Un héritage macroniste sous le feu des critiques
La disparition de l'ENA, promise comme une révolution démocratique, se heurte aujourd'hui aux réalités d'un système administratif toujours marqué par l'entre-soi. Nommé à la tête de l'Institut national du service public (INSP), le magistrat Jérôme Filippini hérite d'un chantier politique dont l'ambition initiale peine à se concrétiser.
Une réforme inachevée
En 2022, la création de l'INSP devait marquer un tournant dans la formation des élites administratives. Plus ouvert, plus divers, moins corporatiste : tels étaient les mots d'ordre d'Emmanuel Macron. Pourtant, quatre ans plus tard, les critiques fusent. « Du chemin reste à parcourir », concède un haut fonctionnaire sous couvert d'anonymat, pointant du doigt un système toujours dominé par les réseaux traditionnels.

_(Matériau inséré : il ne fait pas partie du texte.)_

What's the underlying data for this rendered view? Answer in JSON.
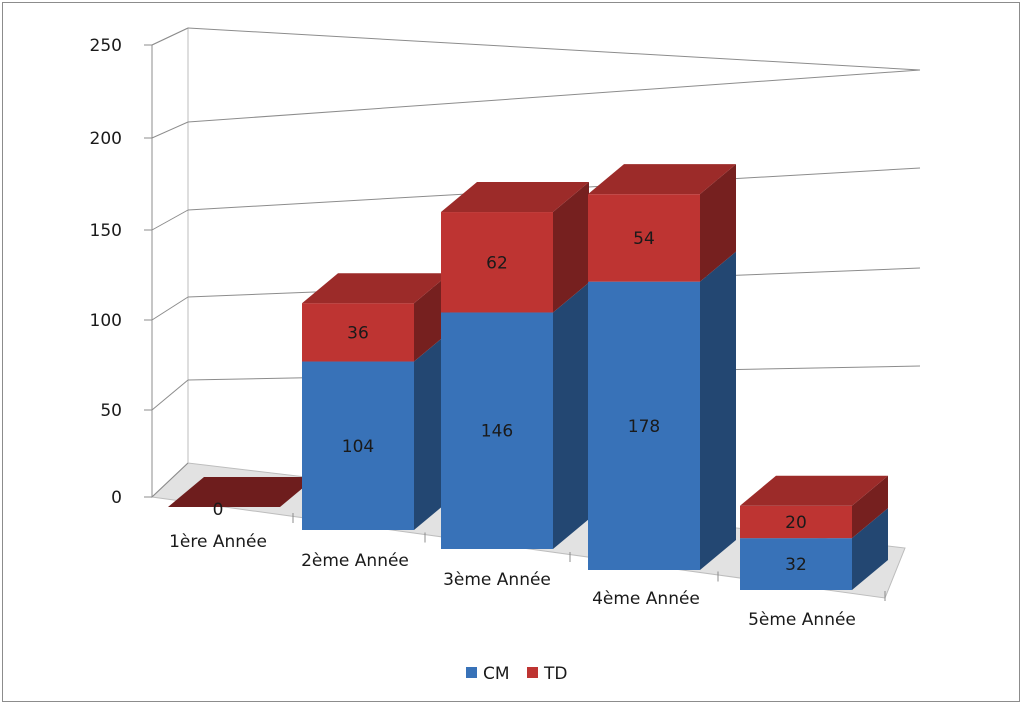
{
  "chart_data": {
    "type": "bar",
    "stacked": true,
    "three_d": true,
    "categories": [
      "1ère Année",
      "2ème Année",
      "3ème Année",
      "4ème Année",
      "5ème Année"
    ],
    "series": [
      {
        "name": "CM",
        "values": [
          0,
          104,
          146,
          178,
          32
        ],
        "color": "#3872B8"
      },
      {
        "name": "TD",
        "values": [
          0,
          36,
          62,
          54,
          20
        ],
        "color": "#BE3432"
      }
    ],
    "y_ticks": [
      "0",
      "50",
      "100",
      "150",
      "200",
      "250"
    ],
    "ylim": [
      0,
      250
    ],
    "grid": true,
    "legend_position": "bottom",
    "data_labels": true
  }
}
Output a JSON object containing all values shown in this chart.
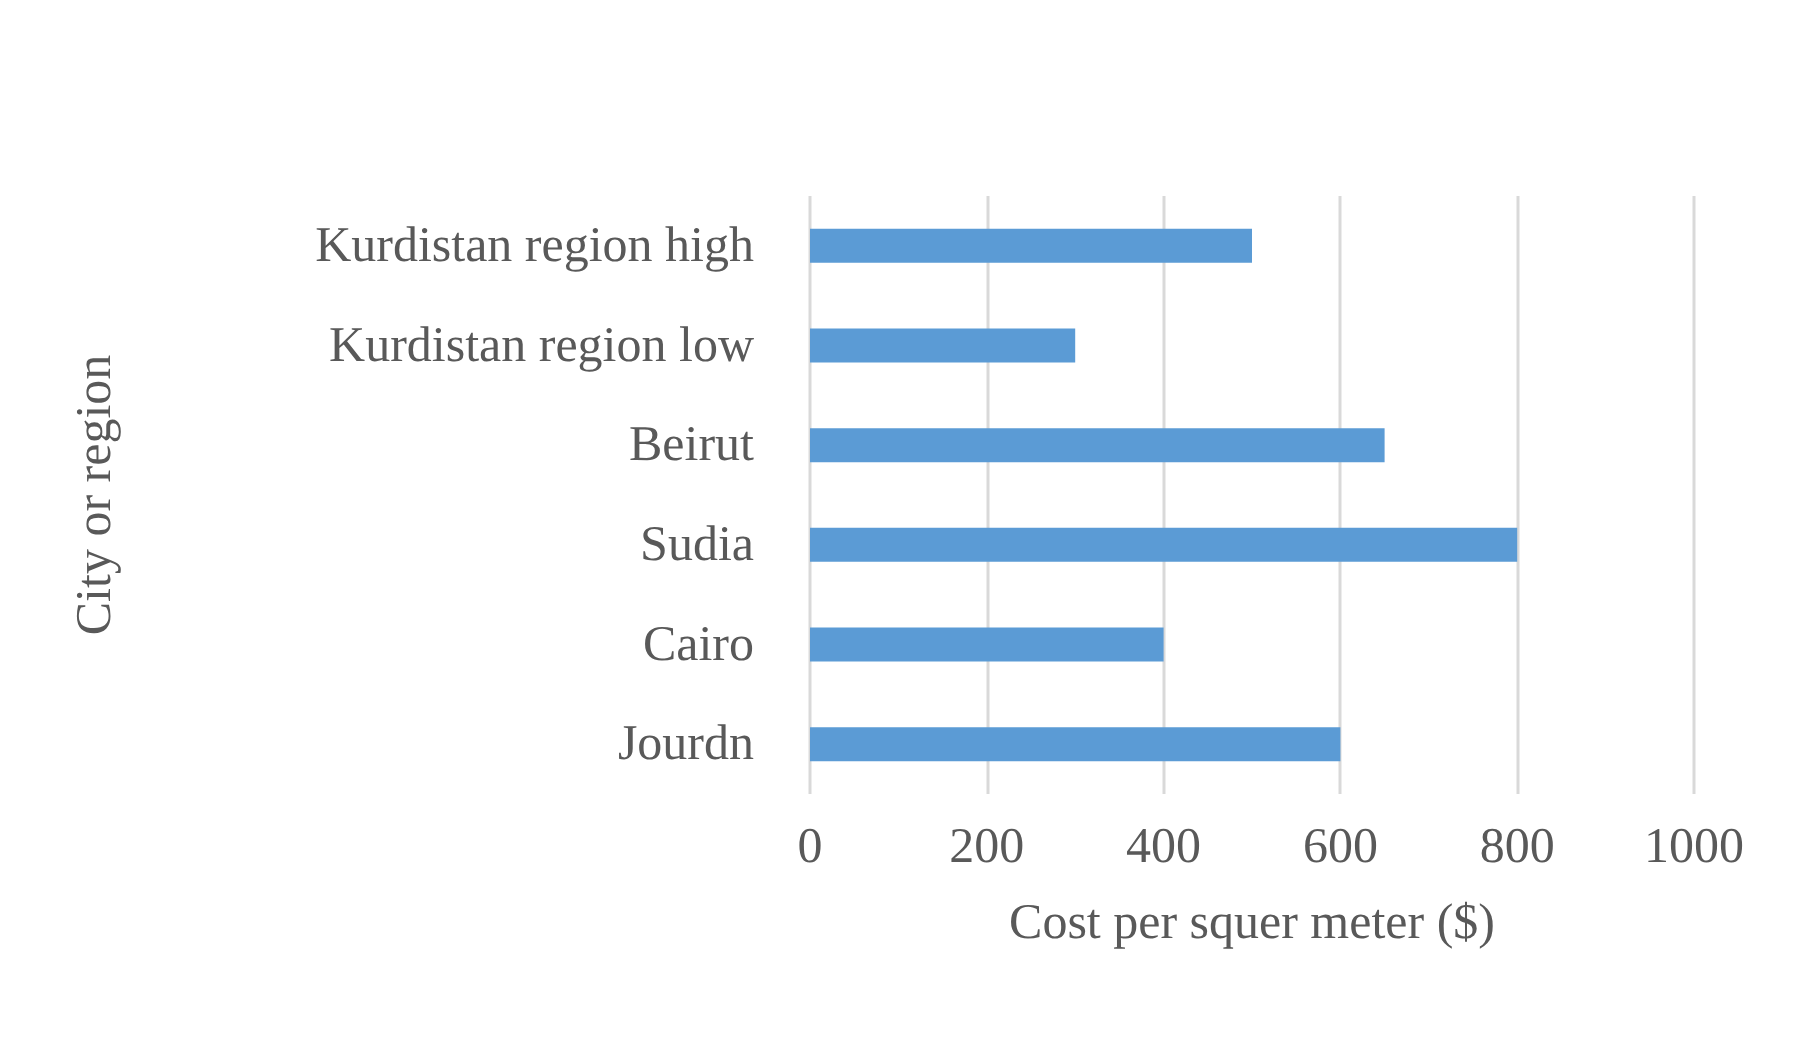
{
  "chart_data": {
    "type": "bar",
    "orientation": "horizontal",
    "xlabel": "Cost per squer meter ($)",
    "ylabel": "City or region",
    "categories": [
      "Kurdistan region high",
      "Kurdistan region low",
      "Beirut",
      "Sudia",
      "Cairo",
      "Jourdn"
    ],
    "values": [
      500,
      300,
      650,
      800,
      400,
      600
    ],
    "color": "#5b9bd5",
    "xlim": [
      0,
      1000
    ],
    "xticks": [
      0,
      200,
      400,
      600,
      800,
      1000
    ],
    "grid": "x"
  }
}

L'ombre de l'ENA plane toujours
Malgré la disparition officielle de l'école mythique, ses anciens réseaux continuent d'influencer les nominations. Le gouvernement Lecornu II tente de rassurer, mais les promesses de diversification des profils restent lettre morte.

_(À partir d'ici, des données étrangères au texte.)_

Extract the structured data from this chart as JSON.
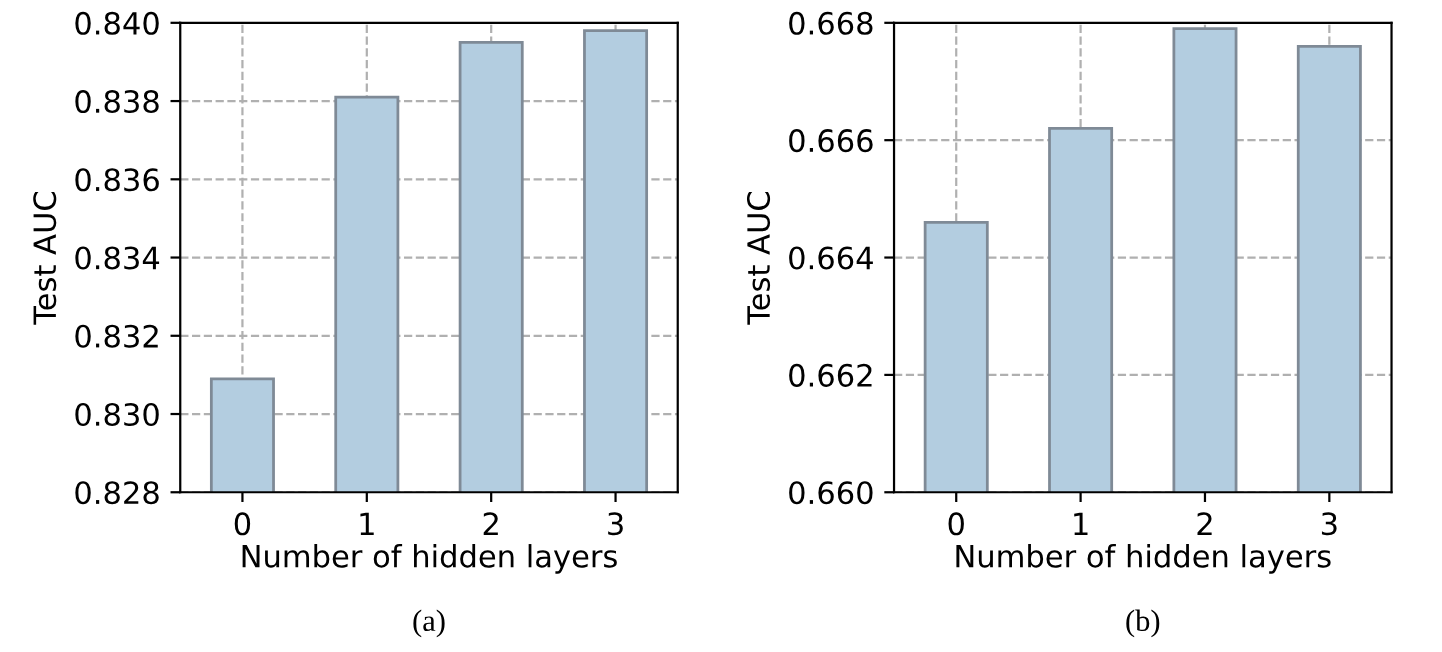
{
  "chart_data": [
    {
      "type": "bar",
      "categories": [
        "0",
        "1",
        "2",
        "3"
      ],
      "values": [
        0.8309,
        0.8381,
        0.8395,
        0.8398
      ],
      "color": "#b3cde0",
      "xlabel": "Number of hidden layers",
      "ylabel": "Test AUC",
      "ylim": [
        0.828,
        0.84
      ],
      "yticks": [
        {
          "value": 0.828,
          "label": "0.828"
        },
        {
          "value": 0.83,
          "label": "0.830"
        },
        {
          "value": 0.832,
          "label": "0.832"
        },
        {
          "value": 0.834,
          "label": "0.834"
        },
        {
          "value": 0.836,
          "label": "0.836"
        },
        {
          "value": 0.838,
          "label": "0.838"
        },
        {
          "value": 0.84,
          "label": "0.840"
        }
      ],
      "grid": true,
      "annotations": [
        "(a)"
      ]
    },
    {
      "type": "bar",
      "categories": [
        "0",
        "1",
        "2",
        "3"
      ],
      "values": [
        0.6646,
        0.6662,
        0.6679,
        0.6676
      ],
      "color": "#b3cde0",
      "xlabel": "Number of hidden layers",
      "ylabel": "Test AUC",
      "ylim": [
        0.66,
        0.668
      ],
      "yticks": [
        {
          "value": 0.66,
          "label": "0.660"
        },
        {
          "value": 0.662,
          "label": "0.662"
        },
        {
          "value": 0.664,
          "label": "0.664"
        },
        {
          "value": 0.666,
          "label": "0.666"
        },
        {
          "value": 0.668,
          "label": "0.668"
        }
      ],
      "grid": true,
      "annotations": [
        "(b)"
      ]
    }
  ]
}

« Il ne s'agit pas de supprimer pour le plaisir de supprimer, mais de bâtir quelque chose qui fonctionne mieux », rappelait en 2019 Emmanuel Macron. Un discours qui sonne aujourd'hui comme un vœu pieux.

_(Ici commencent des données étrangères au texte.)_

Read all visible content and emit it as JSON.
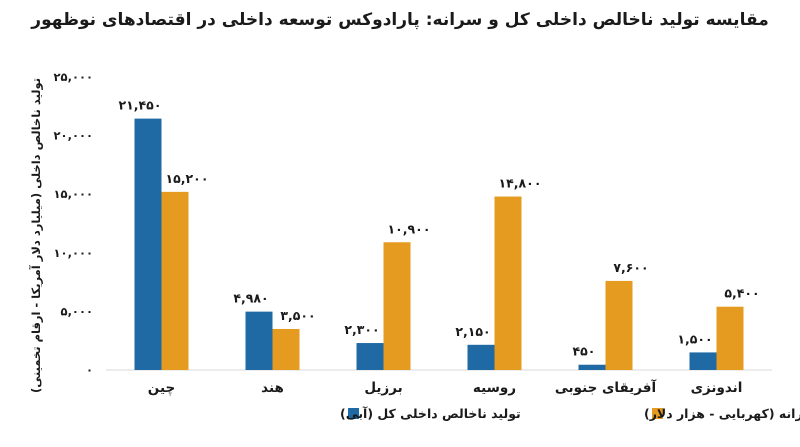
{
  "title": "مقایسه تولید ناخالص داخلی کل و سرانه: پارادوکس توسعه داخلی در اقتصادهای نوظهور",
  "chart_data": {
    "type": "bar",
    "title": "مقایسه تولید ناخالص داخلی کل و سرانه: پارادوکس توسعه داخلی در اقتصادهای نوظهور",
    "xlabel": "",
    "ylabel": "تولید ناخالص داخلی (میلیارد دلار آمریکا - ارقام تخمینی)",
    "ylim": [
      0,
      25000
    ],
    "yticks": [
      0,
      5000,
      10000,
      15000,
      20000,
      25000
    ],
    "ytick_labels": [
      "۰",
      "۵,۰۰۰",
      "۱۰,۰۰۰",
      "۱۵,۰۰۰",
      "۲۰,۰۰۰",
      "۲۵,۰۰۰"
    ],
    "categories": [
      "چین",
      "هند",
      "برزیل",
      "روسیه",
      "آفریقای جنوبی",
      "اندونزی"
    ],
    "series": [
      {
        "name": "تولید ناخالص داخلی کل (آبی)",
        "color": "#1f6aa5",
        "values": [
          21450,
          4980,
          2300,
          2150,
          450,
          1500
        ],
        "labels": [
          "۲۱,۴۵۰",
          "۴,۹۸۰",
          "۲,۳۰۰",
          "۲,۱۵۰",
          "۴۵۰",
          "۱,۵۰۰"
        ]
      },
      {
        "name": "تولید ناخالص داخلی سرانه (کهربایی - هزار دلار)",
        "color": "#e49b1f",
        "values": [
          15200,
          3500,
          10900,
          14800,
          7600,
          5400
        ],
        "labels": [
          "۱۵,۲۰۰",
          "۳,۵۰۰",
          "۱۰,۹۰۰",
          "۱۴,۸۰۰",
          "۷,۶۰۰",
          "۵,۴۰۰"
        ]
      }
    ],
    "legend_position": "bottom",
    "grid": false
  }
}
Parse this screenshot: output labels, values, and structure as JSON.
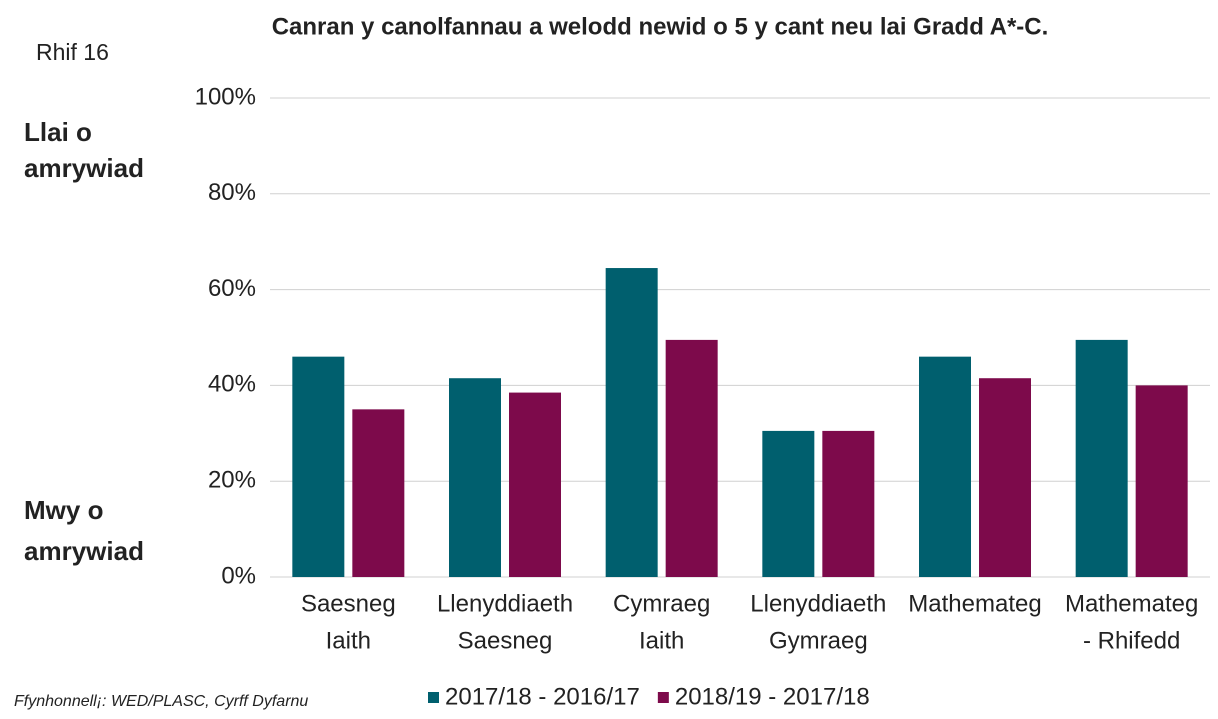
{
  "chart_data": {
    "type": "bar",
    "title": "Canran y canolfannau a welodd newid o 5 y cant neu lai Gradd A*-C.",
    "figure_label": "Rhif 16",
    "annotations": [
      [
        "Llai o",
        "amrywiad"
      ],
      [
        "Mwy o",
        "amrywiad"
      ]
    ],
    "source": "Ffynhonnell¡: WED/PLASC, Cyrff Dyfarnu",
    "categories": [
      [
        "Saesneg",
        "Iaith"
      ],
      [
        "Llenyddiaeth",
        "Saesneg"
      ],
      [
        "Cymraeg",
        "Iaith"
      ],
      [
        "Llenyddiaeth",
        "Gymraeg"
      ],
      [
        "Mathemateg"
      ],
      [
        "Mathemateg",
        "- Rhifedd"
      ]
    ],
    "series": [
      {
        "name": "2017/18 - 2016/17",
        "color": "#005f6e",
        "values": [
          46,
          41.5,
          64.5,
          30.5,
          46,
          49.5
        ]
      },
      {
        "name": "2018/19 - 2017/18",
        "color": "#7d0a4b",
        "values": [
          35,
          38.5,
          49.5,
          30.5,
          41.5,
          40
        ]
      }
    ],
    "ylim": [
      0,
      100
    ],
    "yticks": [
      {
        "value": 0,
        "label": "0%"
      },
      {
        "value": 20,
        "label": "20%"
      },
      {
        "value": 40,
        "label": "40%"
      },
      {
        "value": 60,
        "label": "60%"
      },
      {
        "value": 80,
        "label": "80%"
      },
      {
        "value": 100,
        "label": "100%"
      }
    ],
    "grid": true,
    "legend": "bottom"
  }
}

La gauche exige des comptes
Les oppositions de gauche dénoncent un échec cuisant. Jean-Luc Mélenchon a récemment qualifié la réforme de « maquillage cosmétique », tandis que les syndicats pointent du doigt le manque de transparence dans les recrutements. La crise des vocations politiques n'arrange rien, avec des jeunes diplômés qui se détournent d'une administration perçue comme sclérosée.
Un défi pour Filippini
Nommé en janvier 2026, Jérôme Filippini doit prouver que l'INSP peut incarner une nouvelle ère. David Amiel, ministre délégué à la fonction publique, insiste sur l'urgence : « Renforcer la formation des hauts fonctionnaires dans une période de bouleversements ». Mais avec la crise des finances publiques et la guerre des droites qui divisent le pays, la tâche s'annonce titanesque.
L'Europe en modèle ?
Face aux critiques, le gouvernement mise sur des comparaisons internationales. Les systèmes norvégiens et islandais, souvent cités en exemple, pourraient inspirer des réformes plus ambitieuses. Mais la France, toujours en retard d'une réforme, risque de voir ses élites administratives rester prisonnières d'un entre-soi qui nuit à la démocratie locale.